Wesley Gonzalez - Excellent Musician
What is the draw of a wax museum? I remember wandering through a Ripley’s in Ontario as a kid and even then being confused by the exhibit. There’s a cruel undercurrent fuelled by this peculiar human desire to gawk at, stand near, or harass the lifeless embodiment of someone you’ll never interact with in reality. In a wax museum, visitors can torture their enemies, clown their idols, or play imagined love. The figurines endure like helpless naked prisoners subject to your perceived emotions toward them – but who really cares? The living version has reached an untouchable status while those shells of organic compounds highlight the distance between your lives, so have your fun.

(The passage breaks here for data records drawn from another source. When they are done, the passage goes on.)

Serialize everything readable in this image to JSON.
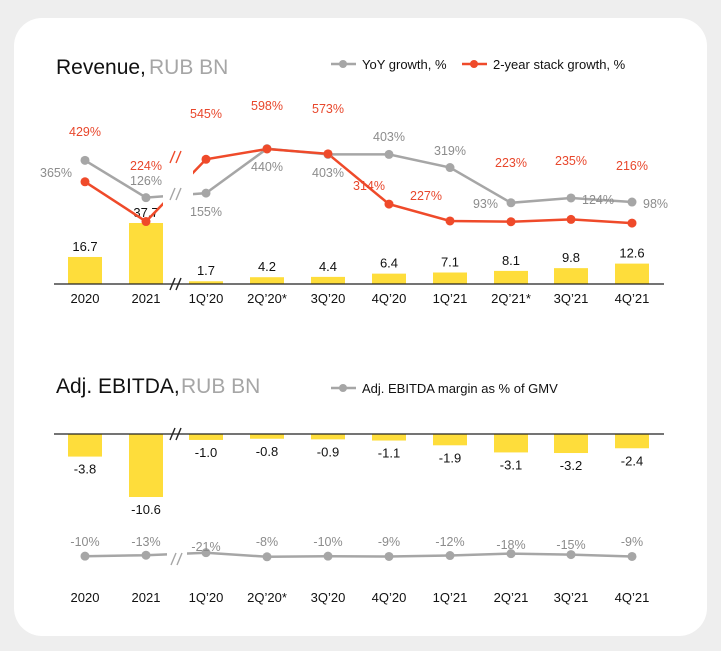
{
  "colors": {
    "bar": "#fedd3b",
    "yoy": "#a6a6a6",
    "stack": "#ef4a2a",
    "margin": "#a6a6a6",
    "axis": "#222222"
  },
  "chart_data": [
    {
      "type": "bar+line",
      "title": "Revenue,",
      "unit": "RUB BN",
      "categories": [
        "2020",
        "2021",
        "1Q’20",
        "2Q’20*",
        "3Q’20",
        "4Q’20",
        "1Q’21",
        "2Q’21*",
        "3Q’21",
        "4Q’21"
      ],
      "values": [
        16.7,
        37.7,
        1.7,
        4.2,
        4.4,
        6.4,
        7.1,
        8.1,
        9.8,
        12.6
      ],
      "series": [
        {
          "name": "YoY growth, %",
          "values": [
            365,
            126,
            155,
            440,
            403,
            403,
            319,
            93,
            124,
            98
          ],
          "labels": [
            "365%",
            "126%",
            "155%",
            "440%",
            "403%",
            "403%",
            "319%",
            "93%",
            "124%",
            "98%"
          ]
        },
        {
          "name": "2-year stack growth, %",
          "values": [
            429,
            224,
            545,
            598,
            573,
            314,
            227,
            223,
            235,
            216
          ],
          "labels": [
            "429%",
            "224%",
            "545%",
            "598%",
            "573%",
            "314%",
            "227%",
            "223%",
            "235%",
            "216%"
          ]
        }
      ],
      "axis_break_after": "2021"
    },
    {
      "type": "bar+line",
      "title": "Adj. EBITDA,",
      "unit": "RUB BN",
      "categories": [
        "2020",
        "2021",
        "1Q’20",
        "2Q’20*",
        "3Q’20",
        "4Q’20",
        "1Q’21",
        "2Q’21",
        "3Q’21",
        "4Q’21"
      ],
      "values": [
        -3.8,
        -10.6,
        -1.0,
        -0.8,
        -0.9,
        -1.1,
        -1.9,
        -3.1,
        -3.2,
        -2.4
      ],
      "value_labels": [
        "-3.8",
        "-10.6",
        "-1.0",
        "-0.8",
        "-0.9",
        "-1.1",
        "-1.9",
        "-3.1",
        "-3.2",
        "-2.4"
      ],
      "series": [
        {
          "name": "Adj. EBITDA margin as % of GMV",
          "values": [
            -10,
            -13,
            -21,
            -8,
            -10,
            -9,
            -12,
            -18,
            -15,
            -9
          ],
          "labels": [
            "-10%",
            "-13%",
            "-21%",
            "-8%",
            "-10%",
            "-9%",
            "-12%",
            "-18%",
            "-15%",
            "-9%"
          ]
        }
      ],
      "axis_break_after": "2021"
    }
  ]
}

For Wesley Gonzalez, former front man of Brit-Punk trio Let’s Wrestle, this choice to adorn the cover of his debut solo album Excellent Musician with a blank-faced wax-like recreation of his self, selfie-stick-toting-teens included, may be more tied to this cynical treatment of celebrity defacement than some narcissistic statement about his own legacy. The overt title should further tip you off. On Excellent Musician, Gonzalez puts anxieties, masochistic self-deprecation, and biting resentment on full-blown display, filtering these tensions through catchy pop ballads. A sour disposition contained within sweet packaging.
“Growing older sure is a pain / especially when your former self still remains / I can scream, I can yell / I can be such a jerk, I know you can tell” Gonzalez howls on standout “I Am a Telescope” while encapsulating a great deal of the album’s sentiment. It becomes immediately clear that Gonzalez is grappling with the aftermath of a crumbled relationship while simultaneously confronting the quarter-life, deciding to combat these inner tensions by blasting emotions outward for whoever will listen by, more often than not, ricocheting blame on all those around him before once again retreating into a state of self-loathing. We’ll launch from a despicable lyric like, “When did you start living your life as a cunt?” into “I’m a complainer! / You know that I’ve had my fun / I spoke to you about the things I’ve done”. There’s a total lack of stability, and frequently, likeability, that captures the blind selfishness associated with adjusting to adulthood. Hell, the album even opens with the line “an adult, some freedom / what does this mean?” It’s un-self-righteous, but an altogether ugly and vulnerable display, one Gonzalez seems to get away with through a striking pop sensibility.
Excellent Musician is an album rich with ideas. Tracks are frequently underscored by a brass section, a drunken synth warble, and/or a bouncing bass line that all wind up characterizing the musician as some weirdo lounge singer on LSD bursting with rage or emotion or whatever feels particularly important at the time. Who handed this guy the microphone? Is he going to be okay? There’s a sense of unease and worry only aided by the fact that a new earworm is introduced minute by minute. One of the most striking elements at play is Gonzalez’ seeming obsession with the potential for massive contrast between a verse and chorus, encouraging the expectation that the next layer to any given song is just around the corner. For example, “Piece of Mind” wanders through multiple tonal shifts and may be difficult to digest fully on first listen, but after giving the track a few replays, the truly remarkable structure it’s built around begins to reveal itself. While Gonzalez’ vocals punch with a post-punk fervor, the compositional complexity here recalls something very different: The Beatles. Blasphemy! No, not really. Check the outro to so-good-I-can’t-believe-it’s-not-on-the-LP B-side “Come Through and See Me” and tell me it doesn’t trigger the same sort of catharsis as any number of Paul-penned walls of auditory liquid gold.
All these contrasting elements (the shouted vocals, the biting and chaotic lyrics, the smooth jazz instrumentation, the nauseating synth lines) give Excellent Musician an awkward plasticity – a notably clean outer shell protecting a complicated inner sentiment. This is Gonzalez’ way of forcing you to stare at this simultaneously perfect-yet-deeply-flawed caricature he’s developed of himself. If you don’t think too hard about it, it won’t be weird. So come up and touch it. Take your picture. Play pretend. Schandefreude. It’s all built for your fun.